Unfortunately OpenID has slowly fallen out of use. Several major OpenID providers have gone offline over the years, leaving some users stranded without a login to services they use. Websites like Woot, Slashdot and Pypy, all which supported OpenID at some point, have slowly (and often silently) removed support. Other sites such as Freecode and Gitorious supported OpenID until they closed down. Although we are entering an era where more people in tech are pushing for distributed systems for content and social networking, the era of federated authentication via OpenID is most likely at a dead end.
We’re all familiar with the following sign-up prompts. We’re told we can login to a website using some other site we most likely have an account on.
At one time, some of these logins may have been made via OpenID. Today, they are a mix of OAuth 1, OAuth 2 or other proprietary single sign on protocols.
I currently run SimpleID as my OpenID identity provider. It runs out of a Docker container and is provisioned using Bee2. Unfortunately, the last release for SimpleID was version 1.0.2 in December of 20162. There are references on the official website to SimpleID 2, but it doesn’t appear as if this version was ever released.
|Site||OpenID Support Status|
|*.stackexchange.com/users/authenticate/ (15 sites)||Discontinued OpenID Support (July 2018)|
|deletionpedia.org/w||Discontinued OpenID Support|
|freecode.com/||Service discontinued / Read only Archive (2014-06-18)|
|gitorious.org||Service discontinued / Acquired by Gitlab (2015-06-01)|
|www.openstreetmap.org||Online / Accepts OpenID Authentication|
|pypi.python.org/openid_login?realm=realm||Online / OpenID Access Removed|
|sealion.club||Online (GNU Social) / Accepts OpenId Authentication|
|slashdot.org||Online / OpenID Access Removed|
Out of all the websites I had created accounts for, or authenticated using my self-hosted OpenID provider, the only websites which still allow OpenID logins are OpenStreetMaps and instances of GNU Social. There have been attempts to replace OpenID over the years. Mozilla briefly created a tool called Personas (confusing, given it was also the name of the Firefox theme system3) which attempted to provide a decentralized method for signing into websites, but after low adoption rates it was eventually scuttled in November of 20164.

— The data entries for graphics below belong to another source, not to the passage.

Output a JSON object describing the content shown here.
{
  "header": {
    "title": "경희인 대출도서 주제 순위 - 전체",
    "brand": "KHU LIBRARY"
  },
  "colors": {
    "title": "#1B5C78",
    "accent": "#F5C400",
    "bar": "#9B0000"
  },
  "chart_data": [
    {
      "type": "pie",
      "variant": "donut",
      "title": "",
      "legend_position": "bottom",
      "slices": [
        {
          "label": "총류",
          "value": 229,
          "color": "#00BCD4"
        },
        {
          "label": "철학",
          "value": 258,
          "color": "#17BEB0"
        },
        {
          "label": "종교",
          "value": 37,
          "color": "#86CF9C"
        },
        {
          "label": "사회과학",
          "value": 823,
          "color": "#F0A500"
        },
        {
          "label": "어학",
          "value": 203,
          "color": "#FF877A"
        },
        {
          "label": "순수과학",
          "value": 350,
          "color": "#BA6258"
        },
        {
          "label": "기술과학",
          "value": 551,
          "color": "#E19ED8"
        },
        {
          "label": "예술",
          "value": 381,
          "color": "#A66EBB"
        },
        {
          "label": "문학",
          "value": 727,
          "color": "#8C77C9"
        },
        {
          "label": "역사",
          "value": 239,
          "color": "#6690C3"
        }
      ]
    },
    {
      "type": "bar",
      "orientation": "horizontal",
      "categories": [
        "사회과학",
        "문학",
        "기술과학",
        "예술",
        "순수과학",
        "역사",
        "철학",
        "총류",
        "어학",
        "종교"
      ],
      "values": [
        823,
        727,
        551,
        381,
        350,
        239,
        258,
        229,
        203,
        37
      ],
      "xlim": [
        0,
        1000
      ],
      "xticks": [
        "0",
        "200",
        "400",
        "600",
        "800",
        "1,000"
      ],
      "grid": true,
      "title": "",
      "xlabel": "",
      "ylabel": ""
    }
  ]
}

OpenID originated from Brad Fitzpatrick, the creator of LiveJournal. Like that previous generation of social networking, OpenID was part of an Internet culture built around the idea of open standards. Major companies such as Yahoo!, Google, Facebook, Microsoft (Windows Live ID) and MySpace introduced support for either OpenID logins, using their service as an identity provider, or both. In recent years these companies have abandoned open standards, with both Google and Facebook removing standardized XMPP support for their messaging services, and with all of them removing all OpenID support.
The large players have mostly abandoned open standards, realizing there is more revenue available in closed and proprietary services within their walled gardens. Even when they are required to interact with open standard, Microsoft and Google have still managed to make e-mail unreliable.
Although OpenID may be in decline, several other open standards for distributed services are starting to solidify and have been implemented by several projects. The ActivityPub protocol, used by federated social networking applications such as Mastodon and Pleroma, is now an official W3C recommendation5. Both Mastodon and Pleroma also support the OStatus protocol used by GNU Social.
Personally, I rarely use social logins and opt to create new accounts when prompted for sign-up/sign-in options on a website. However, I am in the minority as 70% ~ 80% of web users prefer using social logins over creating new accounts6. Self-hosted, independent OpenID providers are used by a tiny fraction of Internet users, growing even smaller and fewer and fewer services support it. Even as we witness the slow death of OpenID, I hope it isn’t pushing us further away from the dream of an open web.